Zleceniodawcy wykorzystują lukę w prawie, by opłacać niższe składki na ubezpieczenia społeczne. Najpierw zawierają umowę opiewającą na niższą kwotę, a po kilku dniach drugą, w której wynagrodzenie jest już dużo wyższe. W ten sposób zleceniodawca ponosi niższe koszty, a do kieszeni wykonawcy trafia więcej pieniędzy – składki na ubezpieczenia społeczne są odprowadzane tylko od pierwszego kontraktu. Od pozostałych opłacane są tyko zdrowotne. Traci na tym Fundusz Ubezpieczeń Społecznych.
Umowna patologia
Wszystko jest zgodne z literą prawa. W myśl cywilnoprawnej swobody umów można wybrać inny tytuł do ubezpieczenia i odprowadzać składki od umowy przewidującej wyższe wynagrodzenie albo od wszystkich zleceń.
Teoretycznie zależy to od woli zleceniobiorców. Nikt jednak nie zagwarantuje, że wtedy zleceniodawca podpisze umowę.
W rezultacie zleceniobiorcy, pomimo wielu lat ubezpieczenia, nie mają szansy wypracowania sobie godziwej emerytury, a gdy zachorują lub ulegną wypadkowi w pracy, przysługuje im świadczenie nieadekwatne do utraconych dochodów.
Panaceum
Ministerstwo Pracy i Polityki Społecznej postanowiło położyć kres tej sytuacji. Opracowało projekt nowelizacji ustawy o systemie ubezpieczeń społecznych, w którym przyjęło, że gdyby podstawa wymiaru składek na ubezpieczenia społeczne była w danym miesiącu niższa od minimalnego wynagrodzenia, będą one odprowadzane od kilku tytułów. Oznacza to, że jeśli umowa-zlecenie, od której obliczane są składki, opiewa na kwotę niższą niż 1,6 tys. zł, składki będą musiały być odprowadzane także od następnego zlecenia. Proponuje się też wprowadzenie kumulacji tytułów do podstawy ubezpieczeń aż do osiągnięcia co najmniej minimalnego wynagrodzenia, w razie równoległego wykonywania umowy-zlecenia lub o pracę nakładczą oraz prowadzenia działalności gospodarczej z preferencyjną podstawą wymiaru składek (w ciągu pierwszych dwóch lat od otwarcia własnej firmy).
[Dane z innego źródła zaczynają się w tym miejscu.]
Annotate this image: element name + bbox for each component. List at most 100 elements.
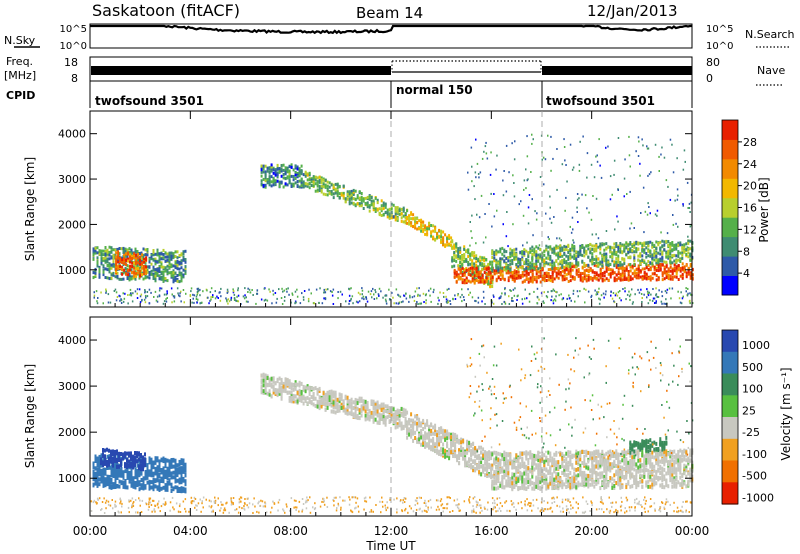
data-cell bbox=[487, 266, 490, 270]
data-cell bbox=[95, 290, 98, 293]
data-cell bbox=[584, 301, 586, 304]
data-cell bbox=[369, 293, 372, 296]
data-cell bbox=[525, 266, 528, 270]
data-cell bbox=[461, 272, 464, 276]
data-cell bbox=[575, 258, 578, 262]
data-cell bbox=[532, 234, 534, 237]
data-cell bbox=[266, 166, 269, 170]
data-cell bbox=[549, 257, 552, 260]
data-cell bbox=[513, 294, 516, 297]
data-cell bbox=[152, 258, 155, 262]
data-cell bbox=[120, 298, 122, 301]
data-cell bbox=[419, 294, 421, 297]
data-cell bbox=[104, 250, 107, 253]
data-cell bbox=[97, 297, 99, 299]
data-cell bbox=[489, 267, 492, 271]
data-cell bbox=[629, 255, 632, 259]
data-cell bbox=[129, 268, 132, 272]
data-cell bbox=[292, 182, 295, 186]
data-cell bbox=[561, 262, 564, 265]
data-cell bbox=[294, 177, 297, 180]
data-cell bbox=[577, 268, 580, 271]
data-cell bbox=[579, 252, 582, 256]
data-cell bbox=[677, 290, 679, 293]
data-cell bbox=[243, 297, 246, 300]
data-cell bbox=[122, 250, 125, 254]
data-cell bbox=[164, 277, 167, 280]
data-cell bbox=[131, 271, 134, 275]
data-cell bbox=[450, 240, 453, 244]
data-cell bbox=[418, 287, 420, 290]
data-cell bbox=[525, 277, 528, 281]
data-cell bbox=[184, 270, 187, 273]
data-cell bbox=[138, 487, 141, 492]
data-cell bbox=[691, 302, 694, 305]
data-cell bbox=[661, 290, 663, 293]
data-cell bbox=[673, 259, 676, 263]
data-cell bbox=[446, 243, 449, 247]
data-cell bbox=[98, 472, 101, 477]
data-cell bbox=[102, 268, 105, 272]
data-cell bbox=[599, 274, 602, 278]
data-cell bbox=[463, 268, 466, 272]
data-cell bbox=[100, 476, 103, 481]
data-cell bbox=[127, 259, 130, 263]
data-cell bbox=[226, 299, 228, 302]
data-cell bbox=[579, 276, 582, 280]
data-cell bbox=[568, 294, 570, 297]
data-cell bbox=[453, 268, 456, 272]
data-cell bbox=[428, 227, 431, 231]
data-cell bbox=[280, 297, 283, 299]
data-cell bbox=[547, 268, 550, 272]
data-cell bbox=[645, 255, 648, 259]
data-cell bbox=[499, 277, 502, 281]
data-cell bbox=[624, 158, 626, 161]
data-cell bbox=[176, 489, 179, 493]
data-cell bbox=[628, 290, 630, 293]
data-cell bbox=[591, 262, 594, 266]
data-cell bbox=[294, 290, 297, 293]
data-cell bbox=[595, 271, 598, 275]
data-cell bbox=[284, 176, 287, 180]
data-cell bbox=[364, 296, 367, 299]
data-cell bbox=[482, 241, 485, 244]
data-cell bbox=[288, 169, 291, 173]
data-cell bbox=[272, 293, 275, 296]
data-cell bbox=[108, 250, 111, 254]
data-cell bbox=[344, 197, 347, 201]
data-cell bbox=[454, 294, 456, 297]
data-cell bbox=[446, 237, 449, 241]
data-cell bbox=[599, 272, 602, 276]
data-cell bbox=[100, 454, 103, 459]
data-cell bbox=[503, 250, 506, 254]
data-cell bbox=[122, 472, 125, 477]
data-cell bbox=[107, 301, 110, 304]
data-cell bbox=[553, 289, 556, 292]
data-cell bbox=[180, 480, 183, 485]
data-cell bbox=[571, 277, 574, 281]
data-cell bbox=[120, 247, 123, 251]
data-cell bbox=[463, 273, 466, 277]
data-cell bbox=[141, 266, 144, 270]
data-cell bbox=[679, 243, 682, 247]
data-cell bbox=[463, 281, 466, 285]
data-cell bbox=[141, 261, 144, 265]
data-cell bbox=[130, 266, 133, 270]
data-cell bbox=[394, 209, 397, 213]
data-cell bbox=[633, 243, 636, 247]
data-cell bbox=[102, 264, 105, 268]
data-cell bbox=[324, 407, 327, 412]
data-cell bbox=[308, 182, 311, 186]
data-cell bbox=[332, 183, 335, 187]
data-cell bbox=[525, 168, 527, 171]
data-cell bbox=[278, 382, 281, 387]
data-cell bbox=[121, 261, 124, 264]
data-cell bbox=[581, 276, 584, 280]
data-cell bbox=[451, 246, 454, 250]
data-cell bbox=[569, 279, 572, 283]
data-cell bbox=[477, 257, 480, 261]
data-cell bbox=[479, 272, 482, 276]
data-cell bbox=[477, 173, 480, 175]
data-cell bbox=[294, 394, 297, 399]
Związkowcy są zdania, że zmiany przewidziane w nowelizacji są zbyt skromne. Pracodawcy – że idą za daleko.
– Postulujemy oskładkowanie wszystkich umów zleceń aż do 30-krotności prognozowanego wynagrodzenia w skali rocznej. Taką uwagę zgłosiliśmy na ostatnim posiedzeniu Komisji Trójstronnej. Propozycje przewidziane w projekcie stwarzają zagrożenie, że zleceniodawcy zamiast jednej umowy na wyższą kwotę, np. na 2 tys. zł, będą zawierali dwie – na 1,6 tys. zł i 400 zł – mówi Zbigniew Kruszyński z NSZZ „Solidarność".
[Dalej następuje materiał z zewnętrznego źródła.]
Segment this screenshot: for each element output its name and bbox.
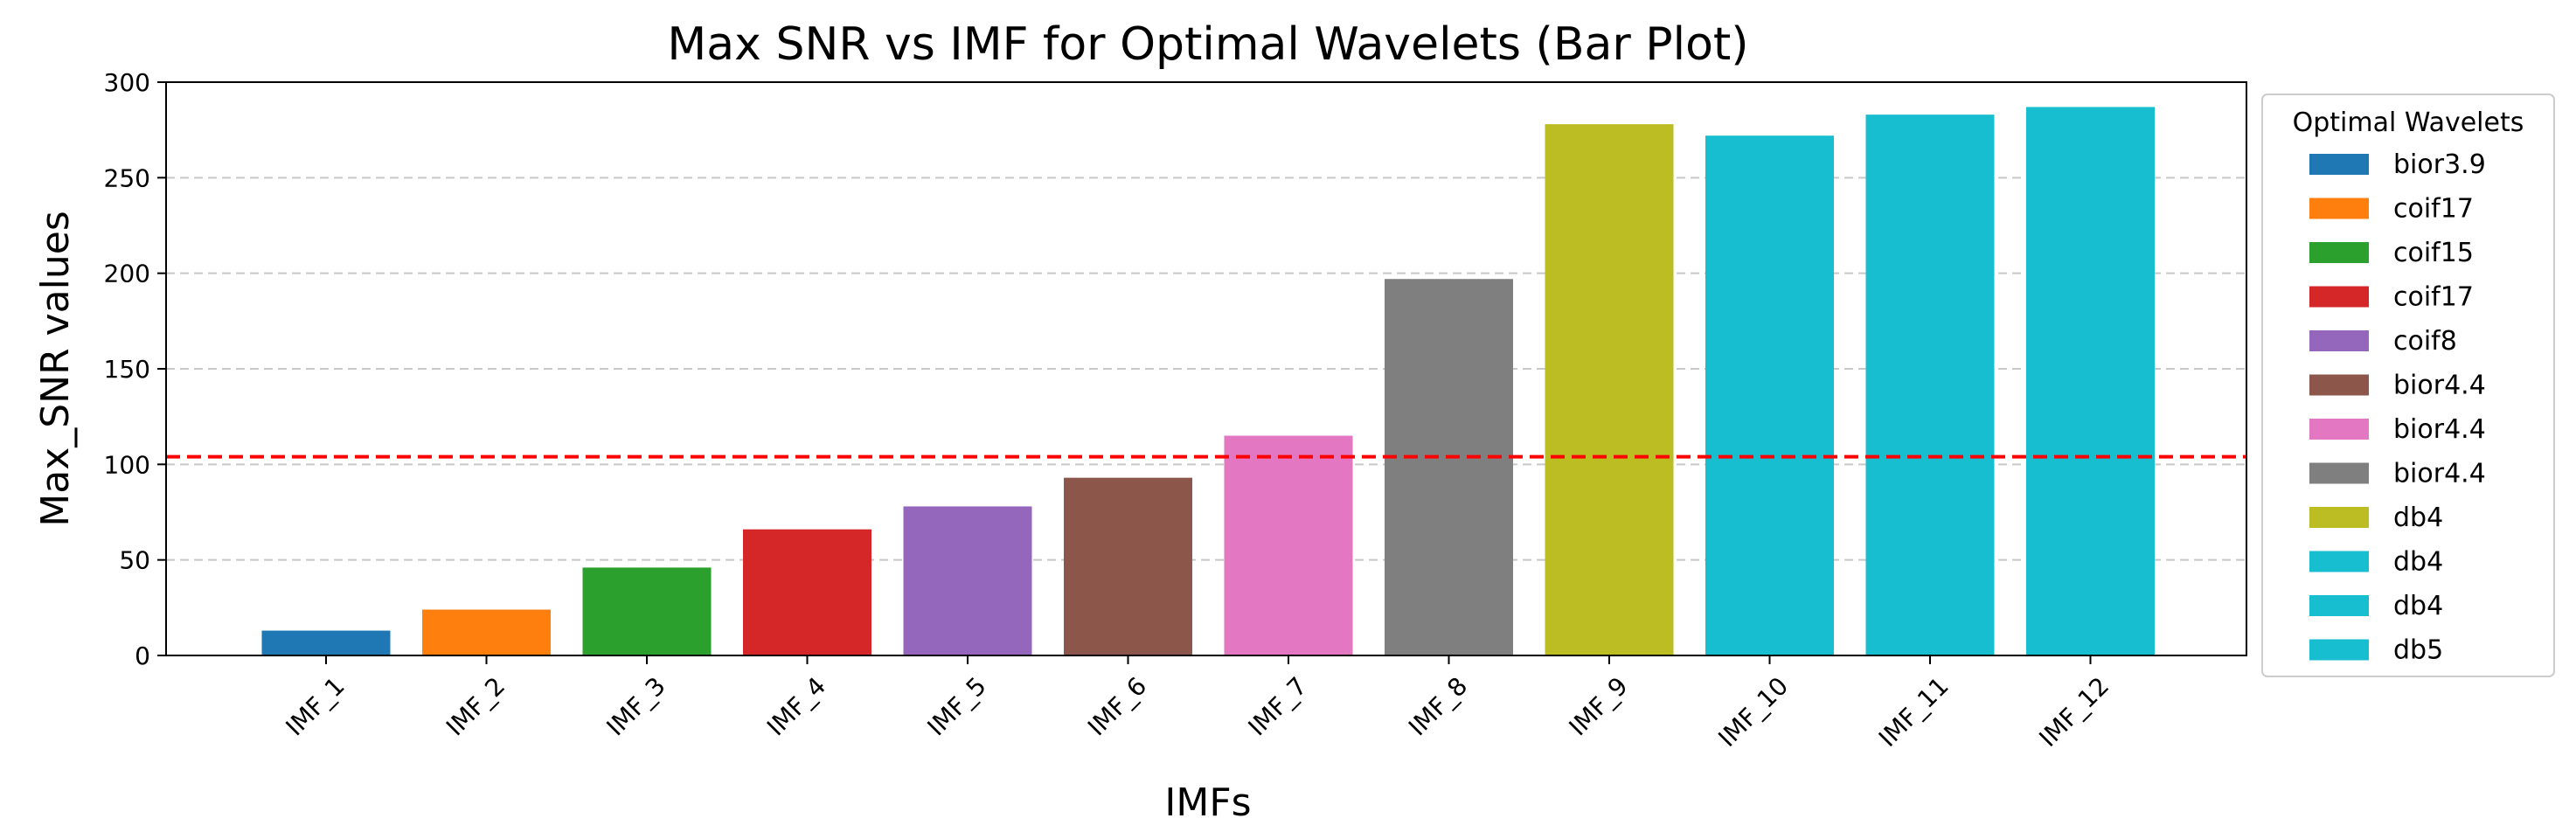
x-tick-label: IMF_12 bbox=[2033, 671, 2114, 752]
x-tick-label: IMF_6 bbox=[1082, 671, 1152, 741]
y-axis: 0 50 100 150 200 250 300 bbox=[104, 68, 166, 670]
legend-swatch bbox=[2309, 595, 2369, 616]
legend-label: bior3.9 bbox=[2393, 149, 2486, 180]
y-tick-label: 300 bbox=[104, 68, 150, 97]
legend-swatch bbox=[2309, 198, 2369, 219]
bar bbox=[1705, 135, 1834, 655]
legend-swatch bbox=[2309, 507, 2369, 528]
legend-swatch bbox=[2309, 242, 2369, 263]
x-tick-label: IMF_11 bbox=[1873, 671, 1955, 752]
bar bbox=[743, 529, 871, 655]
bar bbox=[1064, 477, 1192, 655]
legend-label: bior4.4 bbox=[2393, 371, 2486, 401]
x-tick-label: IMF_3 bbox=[601, 671, 671, 741]
bar bbox=[903, 506, 1032, 655]
legend-label: bior4.4 bbox=[2393, 414, 2486, 445]
y-tick-label: 0 bbox=[135, 641, 150, 670]
legend-items: bior3.9 coif17 coif15 coif17 coif8 bior4.4 bio… bbox=[2309, 149, 2486, 666]
bar bbox=[422, 609, 551, 655]
legend-label: coif17 bbox=[2393, 194, 2474, 225]
x-tick-label: IMF_2 bbox=[441, 671, 510, 741]
legend-title: Optimal Wavelets bbox=[2293, 107, 2524, 138]
legend-swatch bbox=[2309, 551, 2369, 572]
bar bbox=[582, 567, 712, 655]
bar bbox=[261, 630, 391, 655]
legend-label: coif8 bbox=[2393, 326, 2457, 357]
legend-label: coif17 bbox=[2393, 282, 2474, 313]
legend-swatch bbox=[2309, 639, 2369, 661]
y-tick-label: 50 bbox=[119, 546, 150, 575]
y-axis-label: Max_SNR values bbox=[33, 211, 78, 526]
x-tick-label: IMF_1 bbox=[281, 671, 351, 741]
legend-label: db4 bbox=[2393, 503, 2443, 533]
x-tick-label: IMF_4 bbox=[761, 671, 831, 741]
y-tick-label: 100 bbox=[104, 450, 150, 479]
legend-label: coif15 bbox=[2393, 238, 2474, 268]
y-tick-label: 150 bbox=[104, 355, 150, 384]
y-tick-label: 200 bbox=[104, 260, 150, 288]
x-tick-label: IMF_9 bbox=[1564, 671, 1634, 741]
y-tick-label: 250 bbox=[104, 163, 150, 192]
legend: Optimal Wavelets bior3.9 coif17 coif15 coif… bbox=[2261, 94, 2555, 677]
x-tick-label: IMF_8 bbox=[1403, 671, 1473, 741]
legend-swatch bbox=[2309, 286, 2369, 308]
legend-swatch bbox=[2309, 330, 2369, 351]
bar bbox=[1385, 279, 1513, 655]
legend-swatch bbox=[2309, 154, 2369, 175]
legend-box bbox=[2261, 94, 2555, 677]
legend-label: db4 bbox=[2393, 591, 2443, 621]
chart-title: Max SNR vs IMF for Optimal Wavelets (Bar… bbox=[667, 18, 1748, 71]
x-tick-label: IMF_7 bbox=[1243, 671, 1313, 741]
bar bbox=[2026, 107, 2155, 656]
x-axis: IMF_1 IMF_2 IMF_3 IMF_4 IMF_5 IMF_6 IMF_7 IMF_8… bbox=[281, 655, 2114, 752]
legend-label: db4 bbox=[2393, 547, 2443, 578]
x-axis-label: IMFs bbox=[1164, 780, 1251, 825]
bar bbox=[1545, 124, 1674, 655]
legend-label: bior4.4 bbox=[2393, 459, 2486, 489]
legend-label: db5 bbox=[2393, 635, 2443, 666]
bar bbox=[1224, 435, 1353, 655]
legend-swatch bbox=[2309, 419, 2369, 440]
x-tick-label: IMF_10 bbox=[1712, 671, 1794, 752]
bar bbox=[1865, 114, 1995, 655]
legend-swatch bbox=[2309, 462, 2369, 484]
legend-swatch bbox=[2309, 374, 2369, 396]
x-tick-label: IMF_5 bbox=[922, 671, 992, 741]
bars bbox=[261, 107, 2155, 656]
– Tendencja do powiększania obciążeń pozapłacowych w warunkach recesywnych jest szkodliwa dla tworzenia miejsc pracy – komentuje Wojciech Nagel z BCC.
Opinia:
prof. Marcin Zieleniecki, Wydział Prawa i Administracji Uniwersytetu Gdańskiego
Oskładkowanie umów zlecenia – przynajmniej od równowartości pensji minimalnej – to dobry pomysł. Nowelizacja przepisów ma wyeliminować nadużycia polegające na odprowadzaniu składek tylko od najwcześniej zawartej umowy, w której przewidziane jest bardzo niskie wynagrodzenie. Zmiany w systemie ubezpieczeń społecznych są jednak niewystarczające. Nie likwidują zjawiska zaniżania podstawy wymiaru składek przez osoby prowadzące działalność gospodarczą. Projekt nie rozwiązuje też problemu zawierania zamiast umowy o pracę umowy o dzieło, od której w ogóle nie odprowadza się składek.